Labor backs fossil fuels as new gas and coal projects get the go ahead

Even after pushing its 43 per cent climate target through parliament, the new Labor government has made it clear that it’s still open season for gas and coal projects.

Anthony Albanese attended the Minerals Council’s annual dinner in early September, reassuring mining company bosses in a speech that Labor would support their criminal plans for new fossil fuel projects across the country.

The message was, “Albanese backs coal and gas export boom”, as the Financial Review put it.

A week earlier, the government approved ten new areas for oil and gas exploration off the coasts of WA, the NT, Victoria, and Ashmore and Cartier islands.

The approval of exploration across almost 47,000 square kilometres “supports ongoing investment in the nation’s petroleum sector”, Resources Minister Madeleine King declared.

The same day she announced the approval of the first two offshore carbon capture and storage projects since 2014, backing an oil and gas company effort to greenwash their ongoing increase in fossil fuel emissions.

In alarm, 100 scientists signed an open letter calling on the government to take climate impacts into account on project approvals, warning, “Any new coal or gas projects will dangerously worsen climate change.”

There is a surge in fossil fuel projects taking place nationwide as mining companies look to cash in on high export prices.

Woodside’s profits soared five-fold to $2.4 billion in the last year, Whitehaven coal made $3 billion while Santos made $1.9 billion in the last six months alone.

This includes opening new gas fields in the Beetaloo in the NT, the Bowen and Galilee Basins in Queensland and the massive Scarborough carbon bomb in the Burrup Hub in WA, with domestic emissions alone equivalent to opening five new coal power stations.

Traditional owners in the Tiwi islands are also challenging Santos’ $5 billion Barossa gas project, which is almost half complete.

Santos has all other approvals for the project finalised and claims that a series of emails it sent to the Tiwi Land Council were enough to tick off requirements for consultation.

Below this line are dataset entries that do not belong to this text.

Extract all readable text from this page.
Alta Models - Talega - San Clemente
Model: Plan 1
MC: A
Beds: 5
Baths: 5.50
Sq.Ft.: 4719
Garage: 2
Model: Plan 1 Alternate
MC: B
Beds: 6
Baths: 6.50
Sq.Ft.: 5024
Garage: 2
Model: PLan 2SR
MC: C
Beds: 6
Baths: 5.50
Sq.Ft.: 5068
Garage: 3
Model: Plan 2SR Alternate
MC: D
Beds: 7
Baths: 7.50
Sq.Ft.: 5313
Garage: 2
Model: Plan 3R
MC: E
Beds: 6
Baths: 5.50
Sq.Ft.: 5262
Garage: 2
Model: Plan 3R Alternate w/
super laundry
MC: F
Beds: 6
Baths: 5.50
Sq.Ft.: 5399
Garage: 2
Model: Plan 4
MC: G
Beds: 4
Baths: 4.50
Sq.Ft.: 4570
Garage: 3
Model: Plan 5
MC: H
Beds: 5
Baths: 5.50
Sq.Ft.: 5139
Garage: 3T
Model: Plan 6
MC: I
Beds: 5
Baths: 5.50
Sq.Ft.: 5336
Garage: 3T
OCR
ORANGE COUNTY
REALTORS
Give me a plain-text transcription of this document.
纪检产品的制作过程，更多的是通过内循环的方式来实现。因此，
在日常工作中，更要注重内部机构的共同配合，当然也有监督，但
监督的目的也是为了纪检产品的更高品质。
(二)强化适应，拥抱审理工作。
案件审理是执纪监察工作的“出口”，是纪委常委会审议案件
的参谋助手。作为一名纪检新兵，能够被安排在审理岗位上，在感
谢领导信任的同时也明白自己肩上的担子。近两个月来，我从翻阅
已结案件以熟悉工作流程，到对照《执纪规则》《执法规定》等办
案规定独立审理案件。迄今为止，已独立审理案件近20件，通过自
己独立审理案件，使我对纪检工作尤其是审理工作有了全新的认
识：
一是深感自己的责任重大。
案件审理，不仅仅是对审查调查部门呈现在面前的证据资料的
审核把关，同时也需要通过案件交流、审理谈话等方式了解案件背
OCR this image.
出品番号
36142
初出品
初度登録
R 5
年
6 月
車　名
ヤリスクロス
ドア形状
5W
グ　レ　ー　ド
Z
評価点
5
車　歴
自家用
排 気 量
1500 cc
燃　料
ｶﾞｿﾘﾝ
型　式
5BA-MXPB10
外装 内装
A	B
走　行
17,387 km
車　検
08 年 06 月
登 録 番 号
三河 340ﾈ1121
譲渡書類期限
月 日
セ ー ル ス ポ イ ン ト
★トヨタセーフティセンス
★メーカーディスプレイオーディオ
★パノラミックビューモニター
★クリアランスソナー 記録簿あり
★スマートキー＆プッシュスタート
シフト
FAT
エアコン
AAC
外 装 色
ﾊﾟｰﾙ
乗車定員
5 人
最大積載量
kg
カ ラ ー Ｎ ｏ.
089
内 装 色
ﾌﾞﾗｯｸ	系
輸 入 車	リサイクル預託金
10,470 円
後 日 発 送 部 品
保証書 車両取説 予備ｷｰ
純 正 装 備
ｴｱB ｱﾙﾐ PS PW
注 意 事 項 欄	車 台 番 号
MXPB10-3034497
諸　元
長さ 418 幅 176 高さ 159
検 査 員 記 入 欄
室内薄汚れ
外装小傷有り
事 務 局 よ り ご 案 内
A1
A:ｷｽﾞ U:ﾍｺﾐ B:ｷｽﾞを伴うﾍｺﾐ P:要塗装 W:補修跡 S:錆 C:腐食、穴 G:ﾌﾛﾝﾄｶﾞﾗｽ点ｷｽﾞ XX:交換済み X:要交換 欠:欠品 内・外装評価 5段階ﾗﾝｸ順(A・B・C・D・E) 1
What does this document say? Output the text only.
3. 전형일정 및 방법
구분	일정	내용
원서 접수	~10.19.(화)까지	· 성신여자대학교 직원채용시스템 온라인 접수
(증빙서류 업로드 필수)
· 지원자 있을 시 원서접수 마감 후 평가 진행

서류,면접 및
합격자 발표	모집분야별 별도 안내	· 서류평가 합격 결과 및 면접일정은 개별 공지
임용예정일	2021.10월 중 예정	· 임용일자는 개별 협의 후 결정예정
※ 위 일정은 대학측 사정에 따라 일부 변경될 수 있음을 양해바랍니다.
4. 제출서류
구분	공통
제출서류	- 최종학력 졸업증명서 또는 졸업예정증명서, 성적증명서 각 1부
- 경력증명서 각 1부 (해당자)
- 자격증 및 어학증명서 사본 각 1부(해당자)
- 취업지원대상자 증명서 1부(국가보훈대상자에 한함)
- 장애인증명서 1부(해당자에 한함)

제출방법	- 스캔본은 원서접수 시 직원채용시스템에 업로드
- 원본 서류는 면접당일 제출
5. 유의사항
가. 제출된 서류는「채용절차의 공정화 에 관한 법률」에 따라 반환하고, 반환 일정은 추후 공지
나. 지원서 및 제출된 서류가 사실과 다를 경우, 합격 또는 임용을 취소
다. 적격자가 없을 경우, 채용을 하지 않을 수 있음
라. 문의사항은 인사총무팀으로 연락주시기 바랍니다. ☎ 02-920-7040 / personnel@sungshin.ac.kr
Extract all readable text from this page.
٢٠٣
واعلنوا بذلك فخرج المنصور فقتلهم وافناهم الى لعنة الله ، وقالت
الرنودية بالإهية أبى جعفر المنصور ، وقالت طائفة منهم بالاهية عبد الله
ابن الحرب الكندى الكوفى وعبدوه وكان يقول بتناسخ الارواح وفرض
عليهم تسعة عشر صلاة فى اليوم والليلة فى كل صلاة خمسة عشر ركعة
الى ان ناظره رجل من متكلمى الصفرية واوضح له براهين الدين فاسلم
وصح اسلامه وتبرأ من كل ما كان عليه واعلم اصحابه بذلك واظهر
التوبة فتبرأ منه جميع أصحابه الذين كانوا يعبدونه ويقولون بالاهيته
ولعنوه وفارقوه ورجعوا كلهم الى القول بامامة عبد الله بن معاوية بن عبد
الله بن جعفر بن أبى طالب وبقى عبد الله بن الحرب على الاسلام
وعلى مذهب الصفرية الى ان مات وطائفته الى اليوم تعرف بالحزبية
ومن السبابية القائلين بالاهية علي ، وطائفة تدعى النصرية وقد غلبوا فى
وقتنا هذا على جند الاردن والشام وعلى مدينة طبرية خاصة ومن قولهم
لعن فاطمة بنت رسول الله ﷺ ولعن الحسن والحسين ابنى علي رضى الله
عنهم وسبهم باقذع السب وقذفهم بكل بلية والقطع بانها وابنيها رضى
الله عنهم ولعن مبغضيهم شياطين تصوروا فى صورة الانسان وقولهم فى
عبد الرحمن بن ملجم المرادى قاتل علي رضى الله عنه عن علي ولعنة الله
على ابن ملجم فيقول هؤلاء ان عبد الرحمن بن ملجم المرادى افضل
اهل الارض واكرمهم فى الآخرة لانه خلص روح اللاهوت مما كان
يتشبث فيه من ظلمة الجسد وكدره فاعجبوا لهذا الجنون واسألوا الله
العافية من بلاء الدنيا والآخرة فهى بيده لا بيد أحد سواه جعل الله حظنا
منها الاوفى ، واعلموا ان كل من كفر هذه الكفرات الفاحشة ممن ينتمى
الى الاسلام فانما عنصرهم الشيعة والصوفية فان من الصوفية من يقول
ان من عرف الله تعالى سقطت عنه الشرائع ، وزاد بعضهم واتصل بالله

Santos has also bought the company building the Hunter Gas Pipeline, in an effort to fast track delivery of gas from its proposed Narrabri Pilliga coal seam gas project.

This fossil fuel expansion threatens to make even Labor’s inadequate 43 per cent reduction target by 2030 impossible. But the International Energy Agency has warned that no more coal or gas projects are possible if warming is going to be kept to 1.5 degrees.

There are at least 114 new fossil fuel projects in the planning stage nationwide.

Albanese says he wants to end the climate wars.

But he is still waging a reckless war on the planet’s future. We need to build a fight to stop his efforts to pump out more fossil fuels.